I cavi sottomarini agevoleranno la transizione energetica
I cavi sottomarini e sotterranei sono attualmente impiegati per collegare tra loro regioni, stati o addirittura interi continenti. Nonostante gli stessi abbiano (finora) trovato maggiore impiego nelle connessioni relative alla comunicazione (per esempio, con la telefonia e con internet), si sta lavorando affinché diventino il vettore per condividere anche le risorse energetiche.
In un mondo sempre più frenetico e interconnesso, è infatti prioritario adottare fonti rinnovabili, che possano via via soppiantare il massiccio utilizzo di combustibili fossili. Sfida decisamente ardua che, però, grazie a una corretta gestione dell’elettricità (a livello di fornitura e a livello di trasporto), può senza dubbio essere vinta.
La transizione energetica incrementerà la posa dei grandi cavi
Secondo un articolo de ilPost (consultabile qui), la domanda di energia elettrica subirà un drastico incremento quando (nei prossimi anni) i carburanti tradizionali verranno abbandonati in toto. Ciò significa che sarà fondamentale costruire nuove centrali in grado di produrla e infrastrutture di rete che possano trasportarla ovunque serva.

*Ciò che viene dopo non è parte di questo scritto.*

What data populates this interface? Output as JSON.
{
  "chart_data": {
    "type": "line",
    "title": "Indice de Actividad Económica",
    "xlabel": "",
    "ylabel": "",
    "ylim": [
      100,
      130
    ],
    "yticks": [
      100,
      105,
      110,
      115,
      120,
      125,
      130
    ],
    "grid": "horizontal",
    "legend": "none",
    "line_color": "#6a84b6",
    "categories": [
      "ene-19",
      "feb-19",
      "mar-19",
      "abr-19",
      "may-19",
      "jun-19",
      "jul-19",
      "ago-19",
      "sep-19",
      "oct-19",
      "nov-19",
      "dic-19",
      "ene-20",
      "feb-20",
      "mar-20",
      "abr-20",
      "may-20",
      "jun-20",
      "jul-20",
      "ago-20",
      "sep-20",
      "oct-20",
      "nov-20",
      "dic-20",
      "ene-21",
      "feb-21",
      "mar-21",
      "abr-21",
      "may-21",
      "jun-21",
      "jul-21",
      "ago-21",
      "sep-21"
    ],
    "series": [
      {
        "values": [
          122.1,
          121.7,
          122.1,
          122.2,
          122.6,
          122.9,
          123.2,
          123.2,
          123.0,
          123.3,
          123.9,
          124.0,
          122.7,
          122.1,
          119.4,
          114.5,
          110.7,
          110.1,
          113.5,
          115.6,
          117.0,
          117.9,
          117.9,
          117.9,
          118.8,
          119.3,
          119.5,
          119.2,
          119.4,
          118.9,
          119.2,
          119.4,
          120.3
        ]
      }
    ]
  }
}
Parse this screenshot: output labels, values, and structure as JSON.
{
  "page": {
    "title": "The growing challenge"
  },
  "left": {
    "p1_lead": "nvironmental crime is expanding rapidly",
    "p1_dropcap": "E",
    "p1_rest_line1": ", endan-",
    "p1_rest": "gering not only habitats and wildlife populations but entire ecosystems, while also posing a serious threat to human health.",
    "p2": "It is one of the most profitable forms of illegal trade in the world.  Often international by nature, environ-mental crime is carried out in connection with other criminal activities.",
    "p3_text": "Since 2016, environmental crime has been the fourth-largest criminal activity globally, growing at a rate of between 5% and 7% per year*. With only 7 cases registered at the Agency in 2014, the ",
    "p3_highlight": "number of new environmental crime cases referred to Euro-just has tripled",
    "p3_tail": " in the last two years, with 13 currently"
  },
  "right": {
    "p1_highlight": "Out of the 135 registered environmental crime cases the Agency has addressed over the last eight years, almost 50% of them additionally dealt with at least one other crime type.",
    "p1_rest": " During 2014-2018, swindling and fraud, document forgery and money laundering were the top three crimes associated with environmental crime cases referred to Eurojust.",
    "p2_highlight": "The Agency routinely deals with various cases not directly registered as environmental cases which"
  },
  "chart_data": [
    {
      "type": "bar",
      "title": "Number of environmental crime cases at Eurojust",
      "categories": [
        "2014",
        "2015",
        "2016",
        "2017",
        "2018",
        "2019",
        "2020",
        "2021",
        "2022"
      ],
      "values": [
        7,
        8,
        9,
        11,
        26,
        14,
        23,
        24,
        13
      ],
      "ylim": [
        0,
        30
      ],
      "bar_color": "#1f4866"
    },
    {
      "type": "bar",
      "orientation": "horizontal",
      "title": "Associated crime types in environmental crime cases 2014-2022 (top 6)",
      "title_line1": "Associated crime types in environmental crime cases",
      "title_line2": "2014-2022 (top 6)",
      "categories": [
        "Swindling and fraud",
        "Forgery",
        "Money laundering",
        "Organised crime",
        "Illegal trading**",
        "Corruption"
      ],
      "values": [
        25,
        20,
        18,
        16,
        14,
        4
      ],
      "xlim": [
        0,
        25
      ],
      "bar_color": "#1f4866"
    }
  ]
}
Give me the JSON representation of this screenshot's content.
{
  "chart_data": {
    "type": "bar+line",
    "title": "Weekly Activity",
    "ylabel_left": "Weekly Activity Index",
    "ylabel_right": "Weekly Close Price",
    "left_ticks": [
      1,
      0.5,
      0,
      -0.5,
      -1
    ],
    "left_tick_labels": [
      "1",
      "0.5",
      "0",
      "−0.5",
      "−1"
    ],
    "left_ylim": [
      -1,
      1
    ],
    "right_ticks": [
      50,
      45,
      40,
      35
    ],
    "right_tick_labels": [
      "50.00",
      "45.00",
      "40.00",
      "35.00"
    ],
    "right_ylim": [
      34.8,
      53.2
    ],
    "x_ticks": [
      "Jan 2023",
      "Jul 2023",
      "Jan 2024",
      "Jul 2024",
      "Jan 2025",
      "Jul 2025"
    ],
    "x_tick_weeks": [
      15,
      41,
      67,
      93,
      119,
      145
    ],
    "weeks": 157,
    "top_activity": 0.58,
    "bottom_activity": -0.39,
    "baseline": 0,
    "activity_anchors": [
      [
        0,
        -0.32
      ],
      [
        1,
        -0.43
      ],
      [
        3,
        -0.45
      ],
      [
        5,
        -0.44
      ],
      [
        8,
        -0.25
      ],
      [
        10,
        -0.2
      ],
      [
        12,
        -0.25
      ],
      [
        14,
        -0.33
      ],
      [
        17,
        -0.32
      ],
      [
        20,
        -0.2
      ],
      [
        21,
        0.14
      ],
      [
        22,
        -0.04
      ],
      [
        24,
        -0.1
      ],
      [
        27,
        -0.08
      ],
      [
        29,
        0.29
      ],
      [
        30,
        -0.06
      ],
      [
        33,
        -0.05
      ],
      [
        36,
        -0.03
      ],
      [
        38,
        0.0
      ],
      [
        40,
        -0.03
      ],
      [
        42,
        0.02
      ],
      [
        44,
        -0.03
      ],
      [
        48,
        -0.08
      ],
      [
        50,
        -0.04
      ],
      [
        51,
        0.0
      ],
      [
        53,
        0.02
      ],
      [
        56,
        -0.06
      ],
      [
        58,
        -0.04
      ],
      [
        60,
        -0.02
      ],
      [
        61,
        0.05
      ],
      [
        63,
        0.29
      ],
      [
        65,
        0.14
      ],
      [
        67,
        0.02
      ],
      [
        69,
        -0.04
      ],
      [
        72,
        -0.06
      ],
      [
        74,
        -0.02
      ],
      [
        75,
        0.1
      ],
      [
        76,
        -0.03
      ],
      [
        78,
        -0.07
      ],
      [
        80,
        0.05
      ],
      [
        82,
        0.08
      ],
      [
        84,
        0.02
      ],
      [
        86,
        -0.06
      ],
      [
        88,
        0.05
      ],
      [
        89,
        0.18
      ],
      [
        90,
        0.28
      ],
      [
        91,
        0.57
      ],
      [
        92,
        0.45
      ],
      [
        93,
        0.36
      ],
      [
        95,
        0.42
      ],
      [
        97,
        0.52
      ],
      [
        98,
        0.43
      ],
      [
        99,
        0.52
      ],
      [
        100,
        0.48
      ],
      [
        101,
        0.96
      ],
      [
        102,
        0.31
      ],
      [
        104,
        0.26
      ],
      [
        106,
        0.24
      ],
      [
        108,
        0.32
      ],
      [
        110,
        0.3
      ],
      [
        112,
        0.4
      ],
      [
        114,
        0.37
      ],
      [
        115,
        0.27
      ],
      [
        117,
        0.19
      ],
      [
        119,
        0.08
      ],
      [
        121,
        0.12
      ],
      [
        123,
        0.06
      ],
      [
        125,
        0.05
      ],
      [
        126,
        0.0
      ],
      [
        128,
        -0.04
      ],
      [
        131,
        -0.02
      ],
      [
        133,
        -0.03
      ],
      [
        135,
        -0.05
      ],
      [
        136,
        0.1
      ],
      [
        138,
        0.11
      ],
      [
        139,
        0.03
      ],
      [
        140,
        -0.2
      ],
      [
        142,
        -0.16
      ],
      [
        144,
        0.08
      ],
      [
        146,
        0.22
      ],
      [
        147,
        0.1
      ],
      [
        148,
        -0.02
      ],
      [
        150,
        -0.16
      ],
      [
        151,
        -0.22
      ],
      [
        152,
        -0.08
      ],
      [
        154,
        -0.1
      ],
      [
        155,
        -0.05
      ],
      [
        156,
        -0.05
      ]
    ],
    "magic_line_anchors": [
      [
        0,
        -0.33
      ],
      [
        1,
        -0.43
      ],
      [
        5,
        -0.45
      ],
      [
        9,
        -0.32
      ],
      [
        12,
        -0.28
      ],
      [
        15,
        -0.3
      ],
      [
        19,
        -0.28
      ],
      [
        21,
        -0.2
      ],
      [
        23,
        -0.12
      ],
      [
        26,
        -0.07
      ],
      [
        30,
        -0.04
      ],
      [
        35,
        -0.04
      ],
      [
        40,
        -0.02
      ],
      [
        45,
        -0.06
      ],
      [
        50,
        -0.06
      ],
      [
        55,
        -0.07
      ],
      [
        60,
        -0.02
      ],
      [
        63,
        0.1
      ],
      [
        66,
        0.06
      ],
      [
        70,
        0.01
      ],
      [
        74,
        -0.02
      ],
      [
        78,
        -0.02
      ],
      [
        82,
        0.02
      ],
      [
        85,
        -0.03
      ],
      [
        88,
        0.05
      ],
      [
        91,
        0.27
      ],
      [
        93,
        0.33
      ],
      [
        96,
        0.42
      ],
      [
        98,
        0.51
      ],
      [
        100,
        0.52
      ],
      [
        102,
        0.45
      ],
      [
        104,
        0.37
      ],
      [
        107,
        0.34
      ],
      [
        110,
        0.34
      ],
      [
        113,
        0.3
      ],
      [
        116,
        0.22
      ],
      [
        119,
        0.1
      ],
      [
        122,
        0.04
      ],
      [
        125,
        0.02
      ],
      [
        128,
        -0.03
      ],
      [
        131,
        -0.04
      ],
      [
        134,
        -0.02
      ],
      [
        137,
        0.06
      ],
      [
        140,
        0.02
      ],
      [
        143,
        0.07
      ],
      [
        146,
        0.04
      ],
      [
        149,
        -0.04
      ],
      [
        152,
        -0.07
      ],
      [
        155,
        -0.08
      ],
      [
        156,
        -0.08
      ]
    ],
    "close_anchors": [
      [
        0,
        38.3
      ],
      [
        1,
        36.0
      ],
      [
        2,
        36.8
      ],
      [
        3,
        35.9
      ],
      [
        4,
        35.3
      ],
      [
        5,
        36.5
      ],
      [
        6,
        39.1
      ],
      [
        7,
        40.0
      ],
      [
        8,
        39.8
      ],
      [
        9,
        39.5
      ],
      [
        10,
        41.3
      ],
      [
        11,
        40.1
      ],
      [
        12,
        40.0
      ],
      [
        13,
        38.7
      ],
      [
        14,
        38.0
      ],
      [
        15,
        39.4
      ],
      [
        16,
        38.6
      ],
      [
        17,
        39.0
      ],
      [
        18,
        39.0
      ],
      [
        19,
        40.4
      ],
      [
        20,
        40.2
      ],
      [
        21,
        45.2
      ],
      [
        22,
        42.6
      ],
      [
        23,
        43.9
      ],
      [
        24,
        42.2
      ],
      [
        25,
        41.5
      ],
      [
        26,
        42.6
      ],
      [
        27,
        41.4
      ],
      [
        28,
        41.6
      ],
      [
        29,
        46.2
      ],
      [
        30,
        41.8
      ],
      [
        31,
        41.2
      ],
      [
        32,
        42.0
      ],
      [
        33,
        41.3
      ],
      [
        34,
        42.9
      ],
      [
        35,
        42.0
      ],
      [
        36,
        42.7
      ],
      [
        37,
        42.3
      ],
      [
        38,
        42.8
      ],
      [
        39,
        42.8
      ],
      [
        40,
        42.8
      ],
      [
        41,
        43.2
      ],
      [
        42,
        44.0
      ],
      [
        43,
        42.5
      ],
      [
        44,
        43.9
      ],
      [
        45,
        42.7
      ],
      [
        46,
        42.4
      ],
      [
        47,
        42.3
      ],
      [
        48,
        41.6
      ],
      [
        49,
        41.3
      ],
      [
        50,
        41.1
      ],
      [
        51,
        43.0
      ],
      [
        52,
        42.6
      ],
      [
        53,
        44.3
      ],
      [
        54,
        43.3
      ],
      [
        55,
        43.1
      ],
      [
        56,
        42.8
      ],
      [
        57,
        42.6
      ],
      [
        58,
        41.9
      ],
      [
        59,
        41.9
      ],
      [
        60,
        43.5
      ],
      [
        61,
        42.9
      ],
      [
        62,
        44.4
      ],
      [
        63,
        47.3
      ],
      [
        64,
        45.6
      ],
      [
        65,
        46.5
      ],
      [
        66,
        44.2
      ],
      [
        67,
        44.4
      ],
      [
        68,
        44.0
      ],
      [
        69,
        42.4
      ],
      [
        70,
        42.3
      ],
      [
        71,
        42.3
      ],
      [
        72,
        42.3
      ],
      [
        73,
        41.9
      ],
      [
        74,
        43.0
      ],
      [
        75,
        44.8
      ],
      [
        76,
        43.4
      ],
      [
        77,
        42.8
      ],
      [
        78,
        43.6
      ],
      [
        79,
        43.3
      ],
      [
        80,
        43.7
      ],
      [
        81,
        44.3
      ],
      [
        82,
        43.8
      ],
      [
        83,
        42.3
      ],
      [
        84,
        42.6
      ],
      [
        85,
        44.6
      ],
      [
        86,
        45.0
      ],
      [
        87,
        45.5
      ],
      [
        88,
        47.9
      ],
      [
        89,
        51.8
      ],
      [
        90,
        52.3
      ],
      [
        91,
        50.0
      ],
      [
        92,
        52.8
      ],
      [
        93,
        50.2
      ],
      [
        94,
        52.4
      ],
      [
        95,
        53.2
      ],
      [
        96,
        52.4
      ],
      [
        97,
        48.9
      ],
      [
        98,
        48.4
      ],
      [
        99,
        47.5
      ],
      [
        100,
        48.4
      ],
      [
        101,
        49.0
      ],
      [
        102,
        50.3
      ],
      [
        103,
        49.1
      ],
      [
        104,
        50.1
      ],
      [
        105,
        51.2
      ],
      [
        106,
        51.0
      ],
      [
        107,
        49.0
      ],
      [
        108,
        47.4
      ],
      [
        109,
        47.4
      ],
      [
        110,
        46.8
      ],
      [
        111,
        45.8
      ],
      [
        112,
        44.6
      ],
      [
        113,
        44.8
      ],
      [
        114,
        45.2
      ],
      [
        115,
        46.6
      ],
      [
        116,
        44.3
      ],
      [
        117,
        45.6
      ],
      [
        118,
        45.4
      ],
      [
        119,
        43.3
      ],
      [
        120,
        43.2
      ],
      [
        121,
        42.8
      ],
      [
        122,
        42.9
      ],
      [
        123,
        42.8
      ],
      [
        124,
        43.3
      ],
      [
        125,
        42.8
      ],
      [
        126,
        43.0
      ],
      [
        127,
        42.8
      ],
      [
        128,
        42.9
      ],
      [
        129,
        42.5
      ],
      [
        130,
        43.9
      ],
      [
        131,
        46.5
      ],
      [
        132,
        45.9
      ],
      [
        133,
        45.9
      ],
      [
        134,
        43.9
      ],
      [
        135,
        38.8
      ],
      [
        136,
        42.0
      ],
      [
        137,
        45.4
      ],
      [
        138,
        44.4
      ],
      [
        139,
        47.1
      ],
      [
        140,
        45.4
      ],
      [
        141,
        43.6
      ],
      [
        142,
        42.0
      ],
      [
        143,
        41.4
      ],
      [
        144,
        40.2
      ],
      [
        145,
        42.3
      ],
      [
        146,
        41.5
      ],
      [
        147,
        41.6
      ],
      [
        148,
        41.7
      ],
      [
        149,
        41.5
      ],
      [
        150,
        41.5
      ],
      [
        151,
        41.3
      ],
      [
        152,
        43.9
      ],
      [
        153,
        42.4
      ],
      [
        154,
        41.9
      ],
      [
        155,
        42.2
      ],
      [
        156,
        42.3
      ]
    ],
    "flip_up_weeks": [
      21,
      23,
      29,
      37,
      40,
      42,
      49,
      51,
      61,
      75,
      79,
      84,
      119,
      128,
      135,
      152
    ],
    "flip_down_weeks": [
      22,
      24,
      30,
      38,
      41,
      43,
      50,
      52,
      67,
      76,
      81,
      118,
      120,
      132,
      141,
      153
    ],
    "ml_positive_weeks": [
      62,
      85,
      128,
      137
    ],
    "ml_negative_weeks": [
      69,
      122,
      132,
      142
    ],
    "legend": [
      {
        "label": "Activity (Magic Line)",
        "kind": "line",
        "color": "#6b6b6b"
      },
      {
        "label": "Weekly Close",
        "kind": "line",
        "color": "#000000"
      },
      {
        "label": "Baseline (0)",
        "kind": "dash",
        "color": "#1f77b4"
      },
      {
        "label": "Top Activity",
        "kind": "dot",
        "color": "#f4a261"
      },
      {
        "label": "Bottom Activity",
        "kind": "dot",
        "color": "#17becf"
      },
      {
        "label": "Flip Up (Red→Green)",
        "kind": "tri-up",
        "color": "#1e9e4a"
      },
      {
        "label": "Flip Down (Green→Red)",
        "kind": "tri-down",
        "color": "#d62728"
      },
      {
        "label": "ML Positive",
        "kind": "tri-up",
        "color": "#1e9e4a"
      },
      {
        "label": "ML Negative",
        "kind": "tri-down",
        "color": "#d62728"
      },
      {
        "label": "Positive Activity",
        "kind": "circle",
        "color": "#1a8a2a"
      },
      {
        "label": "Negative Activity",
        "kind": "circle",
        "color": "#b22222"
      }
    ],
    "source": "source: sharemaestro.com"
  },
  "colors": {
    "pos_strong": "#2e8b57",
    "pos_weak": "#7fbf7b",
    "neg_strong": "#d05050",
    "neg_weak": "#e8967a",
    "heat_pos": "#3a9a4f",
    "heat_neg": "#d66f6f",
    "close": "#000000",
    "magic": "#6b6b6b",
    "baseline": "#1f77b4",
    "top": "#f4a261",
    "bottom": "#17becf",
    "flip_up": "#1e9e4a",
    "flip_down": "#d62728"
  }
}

In futuro saranno molto probabilmente l’eolico e il fotovoltaico a guidare la transizione energetica e si stanno già realizzando impianti di nuova generazione adibiti alla produzione di elettricità attraverso fonti rinnovabili. Inoltre, sono addirittura in fase di studio delle isole artificiali e delle soluzioni offshore per sfruttare al massimo la potenza del vento in mare aperto.
A differenza di quanto avviene con il gas naturale, l’energia prodotta in tutti questi validi progetti non può essere stoccata agevolmente e va mantenuta in transito. Per sopperire a questo problema, si è intanto pensato di sviluppare dei grandi centri basati su batterie a idrogeno e capaci di conservare l’elettricità prodotta.
Ciò spiega perché si stiano calando in tutto il mondo altri cavi sottomarini lunghi centinaia e centinaia di chilometri: a farlo per adesso sono principalmente gli stati che si affacciano sui mari dell’Europa settentrionale, ma pure nazioni come l’Italia presto dovranno fare i conti con la necessità di ampliare la propria rete elettrica.
La ragione di questo risiede nel fatto che, anche se le centrali eoliche e fotovoltaiche verranno costruite nel Mezzogiorno (dove tali risorse sono più abbondanti), la produzione industriale resterà maggiormente dislocata a Nord della Penisola e quindi serviranno i cavi stessi per trasferire l’elettricità prodotta.
L’elettrificazione del mondo attraverso i cavi sottomarini
Le complesse questioni annesse alla sostenibilità stanno portando moltissime aziende a ricercare soluzioni green per la propria produzione. L’elettricità prende sempre più piede in svariati settori e i governi offrono agevolazioni sostanziose a chi sceglie di effettuare la transizione energetica (si veda ad esempio l’incremento nelle vendite delle autovetture elettriche).
Esiste però una problematica strettamente correlata all’incertezza sulla produzione di elettricità da fonti rinnovabili: rispetto ai combustibili fossili (che possono essere stoccati e utilizzati in ogni momento), l’energia prodotta dall’eolico o dal sole è più volatile e soggetta ai cambiamenti meteorologici.
Questo implica che si potranno verificare scenari in cui una centrale si troverà a produrre volumi energetici inferiori (in caso ad esempio di attenuazione del vento o di cielo coperto), rischiando di non riuscire a garantire un flusso di energia costante e capace di soddisfare la domanda crescente.
Il fatto che diversi stati siano già alle prese con una massiccia posa di cavi sottomarini per connettere le rispettive reti elettriche a quelle dei paesi confinanti, rientra in un progetto di vera e propria elettrificazione del mondo, volto a scongiurare le eventualità appena descritte.
Una rete globale per il trasporto dell’energia da un lato garantirebbe una copertura totale e dall’altro attenuerebbe drasticamente eventuali fasi di calo. Tutto questo verrebbe fatto conferendo ai grandi cavi un ruolo centrale e pressoché determinante.